Advancements in electric-vehicle technologies have made them increasingly viable for consumers, fleets and car-sharing services, but they’re still not mainstream alternatives to conventional gasoline-powered cars.
One key missing link is more infrastructure and support services, but investors are wary to plunk down the cash for these pieces until there are more EVs on the roads. It’s a classic chicken-or-egg problem. Which should come first: EVs or infrastructure, like charging stations?
This question took center stage last week at GreenBiz’s VERGE DC event. The thesis behind VERGE — the convergence of energy, information, technology and transportation — fits the long-term vision for EV expansion, yet so far EVs haven’t integrated well with other networks, said the panel’s moderator, Beth Lowery, a principal with GreenOrder and a former General Motors executive.

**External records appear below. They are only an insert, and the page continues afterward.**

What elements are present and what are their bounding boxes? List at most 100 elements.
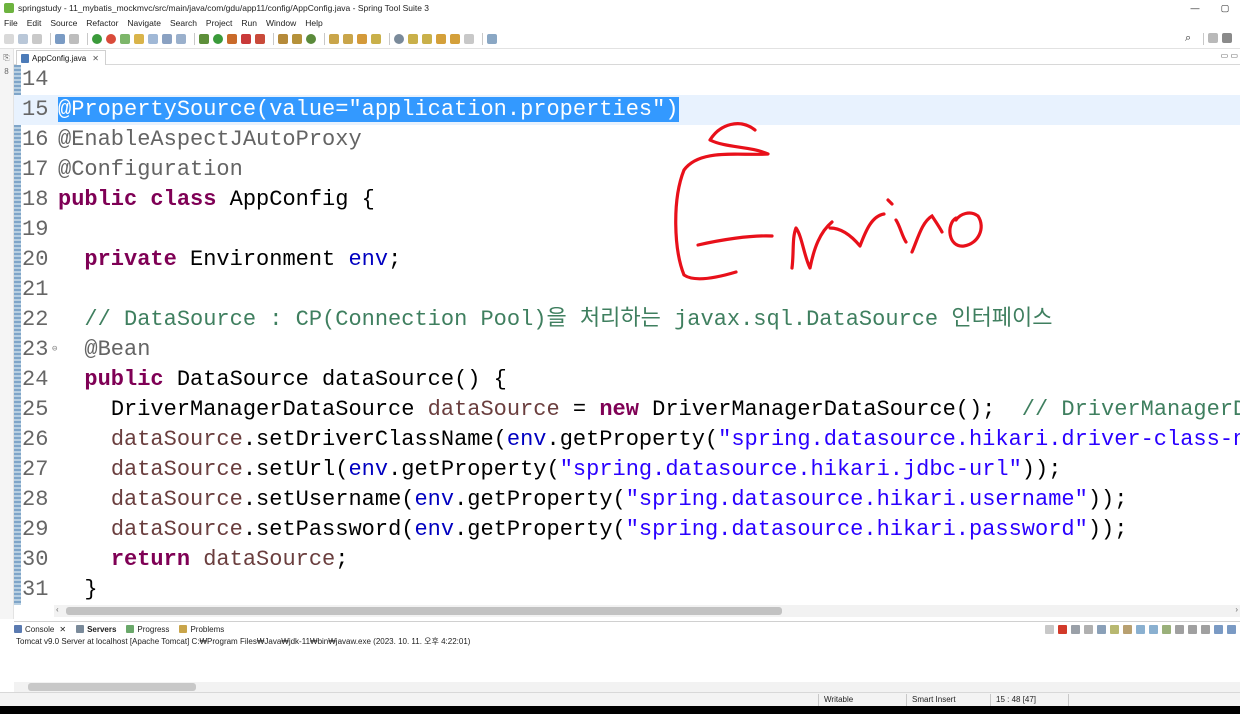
problems-icon <box>179 625 188 633</box>
menu-window[interactable]: Window <box>266 18 296 28</box>
clear-console-icon[interactable] <box>1097 625 1106 634</box>
open-console-icon[interactable] <box>55 33 65 44</box>
minimize-button[interactable]: — <box>1180 0 1210 16</box>
server-icon[interactable] <box>255 33 265 44</box>
console-horizontal-scrollbar[interactable] <box>14 682 1240 692</box>
keyword: public <box>84 367 164 392</box>
field: env <box>414 517 455 542</box>
display-console-icon[interactable] <box>1175 625 1184 634</box>
search-file-icon[interactable] <box>148 33 158 44</box>
tab-appconfig-java[interactable]: AppConfig.java ✕ <box>16 50 106 65</box>
menu-search[interactable]: Search <box>170 18 197 28</box>
browser-icon[interactable] <box>394 33 404 44</box>
menu-navigate[interactable]: Navigate <box>127 18 161 28</box>
menu-file[interactable]: File <box>4 18 18 28</box>
new-icon[interactable] <box>4 33 14 44</box>
open-type-icon[interactable] <box>120 33 130 44</box>
pin-console-icon[interactable] <box>1162 625 1171 634</box>
new-java-project-icon[interactable] <box>278 33 288 44</box>
tab-console[interactable]: Console ✕ <box>14 625 66 634</box>
fold-toggle-icon[interactable]: ⊖ <box>52 344 57 354</box>
external-tools-icon[interactable] <box>241 33 251 44</box>
scroll-lock-icon[interactable] <box>1110 625 1119 634</box>
new-console-icon[interactable] <box>1201 625 1210 634</box>
stop-icon[interactable] <box>106 33 116 44</box>
scrollbar-thumb[interactable] <box>28 683 196 691</box>
new-package-icon[interactable] <box>292 33 302 44</box>
run-icon[interactable] <box>213 33 223 44</box>
open-folder-icon[interactable] <box>329 33 339 44</box>
toolbar-separator <box>389 32 390 45</box>
toggle-mark-icon[interactable] <box>162 33 172 44</box>
back-icon[interactable] <box>450 33 460 44</box>
previous-annotation-icon[interactable] <box>422 33 432 44</box>
tab-label: Console <box>25 624 55 634</box>
tab-label: Servers <box>87 624 117 634</box>
open-task-icon[interactable] <box>134 33 144 44</box>
package-explorer-icon[interactable]: 8 <box>0 67 13 76</box>
search-icon[interactable]: ⌕ <box>1185 33 1195 44</box>
last-edit-icon[interactable] <box>436 33 446 44</box>
terminate-icon[interactable] <box>1045 625 1054 634</box>
tab-problems[interactable]: Problems <box>179 625 224 634</box>
line-number: 27 <box>22 457 49 482</box>
stop-icon[interactable] <box>1058 625 1067 634</box>
perspective-icon[interactable] <box>1208 33 1218 43</box>
show-on-error-icon[interactable] <box>1149 625 1158 634</box>
close-tab-icon[interactable]: ✕ <box>59 625 66 634</box>
scroll-right-icon[interactable]: › <box>1235 605 1238 614</box>
remove-launch-icon[interactable] <box>1071 625 1080 634</box>
menu-run[interactable]: Run <box>241 18 257 28</box>
remove-all-icon[interactable] <box>1084 625 1093 634</box>
close-tab-icon[interactable]: ✕ <box>92 54 99 63</box>
annotation-icon[interactable] <box>357 33 367 44</box>
skip-breakpoints-icon[interactable] <box>69 33 79 44</box>
tab-servers[interactable]: Servers <box>76 625 116 634</box>
status-writable: Writable <box>824 695 854 704</box>
code-editor[interactable]: 14 15 @PropertySource(value="application… <box>14 65 1240 605</box>
debug-icon[interactable] <box>199 33 209 44</box>
code-line-25: 25 DriverManagerDataSource dataSource = … <box>14 395 1240 425</box>
code-text: = <box>559 397 600 422</box>
code-text: .setUrl( <box>242 457 349 482</box>
menu-help[interactable]: Help <box>305 18 322 28</box>
menu-refactor[interactable]: Refactor <box>86 18 118 28</box>
pin-editor-icon[interactable] <box>487 33 497 44</box>
java-perspective-icon[interactable] <box>1222 33 1232 43</box>
spring-boot-icon[interactable] <box>92 33 102 44</box>
save-icon[interactable] <box>18 33 28 44</box>
line-number: 25 <box>22 397 49 422</box>
code-line-24: 24 public DataSource dataSource() { <box>14 365 1240 395</box>
show-whitespace-icon[interactable] <box>176 33 186 44</box>
new-class-icon[interactable] <box>306 33 316 44</box>
save-all-icon[interactable] <box>32 33 42 44</box>
maximize-view-icon[interactable] <box>1227 625 1236 634</box>
scroll-left-icon[interactable]: ‹ <box>56 605 59 614</box>
open-resource-icon[interactable] <box>343 33 353 44</box>
forward-icon[interactable] <box>464 33 474 44</box>
tab-progress[interactable]: Progress <box>126 625 169 634</box>
maximize-button[interactable]: ▢ <box>1210 0 1240 16</box>
menu-project[interactable]: Project <box>206 18 232 28</box>
word-wrap-icon[interactable] <box>1123 625 1132 634</box>
editor-maximize-controls[interactable]: ▭ ▭ <box>1221 51 1238 60</box>
restore-view-icon[interactable]: ⎘ <box>0 53 13 63</box>
open-console-icon[interactable] <box>1188 625 1197 634</box>
line-number: 21 <box>22 277 49 302</box>
menu-edit[interactable]: Edit <box>27 18 42 28</box>
next-annotation-icon[interactable] <box>408 33 418 44</box>
editor-horizontal-scrollbar[interactable]: ‹ › <box>54 605 1240 617</box>
scrollbar-thumb[interactable] <box>66 607 782 615</box>
code-text: DriverManagerDataSource(); <box>638 397 1022 422</box>
task-icon[interactable] <box>371 33 381 44</box>
show-on-output-icon[interactable] <box>1136 625 1145 634</box>
title-bar: springstudy - 11_mybatis_mockmvc/src/mai… <box>0 0 1240 16</box>
code-text: AppConfig { <box>216 187 375 212</box>
menu-source[interactable]: Source <box>50 18 77 28</box>
minimize-view-icon[interactable] <box>1214 625 1223 634</box>
code-text: )); <box>1087 517 1128 542</box>
coverage-icon[interactable] <box>227 33 237 44</box>
console-output[interactable] <box>14 648 1240 682</box>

To help explore how, where, and when the EV ecosystem is evolving, Lowery spoke with:
- Arun Banskota, president of EV services at NRG Energy;
- John Wirtz, business unit manager in electrical transportation infrastructure at Eaton; and
- Ron Mahabir, the CEO of Greenlots.
NRG is betting big by building the only privately funded EV recharging network in the country, including the largest network of “fast” chargers, which use high-voltage DC current to slash recharge times drastically. In Dallas, Houston and elsewhere in Texas, NRG is partnering with Walgreens and other retailers to install recharging hubs.
And in California, the company announced Friday that will spend approximately $100 million to build, own and operate a comprehensive EV charging network, including at least 200 publicly available fast-charging stations. (The deal is part of a settlement with the state’s public utilities commission over a dispute during California’s energy crisis more than a decade ago.)
Instead of range anxiety, “EV drivers should have full range confidence,” Banskota said.
Meanwhile, Eaton has seen growing convergence in the commercial vehicle space, where it has been developing hybrid and EV technologies, Wirtz said. The trend has yielded hybrid systems not yet seen in passenger vehicles, such as diesel electric hybrids and hydraulic-hybrids, which recover braking energy as mechanical energy.
“We’re trying to imagine what the world will look like when 75 percent of vehicles are EVs,” he said.
For Greenlots, convergence means using the data cloud to better integrate EVs, homes and renewable-energy sources into the grid. “In Germany, we’re taking wind power and matching that with EV battery storage,” Mahabir said. “In the U.S., utilities don’t yet know when EV drivers are going recharge.” That lack of transparency can unnecessarily tax the grid.
Another challenge includes a lack of public understanding about EVs, even five years after their rebirth. When NRG surveys consumers if they’d buy EVs, Banskota recounted, typically around a third are inclined. “But after we show them how it works, where they can recharge, and the cost benefits, that share doubles,” he said. “Education is critical.”
Despite the press coverage they’ve attracted, EVs are so rare — just 17,000 GM Volts and Nissan Leafs have been sold so far — that few drivers have had hands-on experience. Getting the public to have more direct experience with EVs can be a game changer, Wirtz said. “First-time EV drivers always find the experience exhilarating,” he said, because the driving experience is so quiet, powerful and smooth.
In terms of policy, Mahabir believes that support should be focused on the battery problem. “Korea, Japan, and China are investing billions in batteries, and we need to do the same” he said.
Eaton’s Wirtz concurred: If the industry can get batteries right, charging networks will follow. That means lowering battery prices, boosting their capacity, and shrinking their charging times. For EV adoption, we’ll see a “top up” strategy where, everywhere you go, drivers will want plug in — that’s different from gas driving, where folks are comfortable letting their tank get near to empty, Wirtz said.
“People talk about this being a chicken and egg problem,” he added. “We firmly believe if you get the battery price down, the infrastructure will come.”
Banskota replied that the lifetime cost of ownership of EVs is something consumers don’t yet understand properly. The Nissan Leaf, for example, is already the lowest-cost vehicle in terms of lifetime costs, including maintenance, fuel and sticker price. “EVs are already competitive,” he said.
One way to help lower EVs’ costs and drive adoption would be to standardize chargers, Wirtz said. “We’ve identified 11 protocols for vehicles to communicate to recharging points,” he said. That creates costly complexity and deters economies of scale.
Another barrier: EVs don’t necessarily fit well into legacy car retail channels, Mahabir pointed out. Dealers don’t love the financial impact of EVs on their profits, since battery-powered cars are relatively expensive, leaving a thinner margins. What’s more: EVs need less maintenance, which hurts shop income.
In terms of federal incentives, the focus ought to be on early-stage research and development, said NRG’s Banskota, in order to drive progress in the basic battery science.
Locally, giving EVs access to HOV lanes and preferential parking are low-cost ways for cities to stir interest in EVs. “It would provide a huge boost for EV owners,” Banskota said.